Considerable vibration on the pipe system between a flashing vessel (6.5 m diameter) and heat-exchangers resulted in leakages and subsequent shut downs of a chemical production plant.
As compressors or pumps were not directly involved in the process, we considered aero-acoustic pulsations as the main cause of the high vibration levels. Analysis of the flow in the pipe system showed that mean flow velocities could rise up to 50 m/s, which is rather high considering the speed of sound in the gas of 195 m/s. Furthermore separation of the flow from the pipewall occurs at the outlets of a flashing vessel, which resulted in estimated flow velocities of over 100 m/s in the vena contracta.

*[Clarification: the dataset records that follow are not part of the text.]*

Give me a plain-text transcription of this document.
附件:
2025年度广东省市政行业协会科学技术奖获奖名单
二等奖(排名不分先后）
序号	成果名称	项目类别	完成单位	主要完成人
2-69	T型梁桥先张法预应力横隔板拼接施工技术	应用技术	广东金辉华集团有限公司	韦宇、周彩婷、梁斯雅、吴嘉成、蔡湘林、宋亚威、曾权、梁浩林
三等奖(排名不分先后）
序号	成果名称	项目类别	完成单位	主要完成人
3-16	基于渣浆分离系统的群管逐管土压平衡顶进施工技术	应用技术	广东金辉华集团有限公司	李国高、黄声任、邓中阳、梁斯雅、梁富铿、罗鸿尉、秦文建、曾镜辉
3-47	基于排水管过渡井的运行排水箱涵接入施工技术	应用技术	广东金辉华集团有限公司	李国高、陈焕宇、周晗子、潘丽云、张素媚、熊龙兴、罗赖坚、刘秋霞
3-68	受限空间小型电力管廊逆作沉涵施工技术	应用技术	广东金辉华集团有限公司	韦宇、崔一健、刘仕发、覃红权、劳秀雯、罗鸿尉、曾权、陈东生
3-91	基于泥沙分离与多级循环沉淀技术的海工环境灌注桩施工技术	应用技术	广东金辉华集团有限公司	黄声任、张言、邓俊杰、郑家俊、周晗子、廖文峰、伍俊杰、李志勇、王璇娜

This paper provides an overview of the analysis done by a one-dimensional acoustical and a mechanical finite element model.
The recommended modification consists of a perforated pipe-section between the outlets of the vessel and has been tested in a scale model. Tests have been performed with airflow at identical Mach numbers for different configurations with perforation ratios from 70 to 36%.
The modification with a perforation ratio of 50% shows a reduction of a factor 5 of the pressure pulsation and vibration levels over the entire frequency range.
The net pressure loss for this configuration is similar to that in the original lay-out without the perforated tube.
This modification was implemented during a plant shutdown in October 1996 and proved to be very effective. The results are well in line with the predicted levels and on the basis of this success a similar design has been planned for two new installations.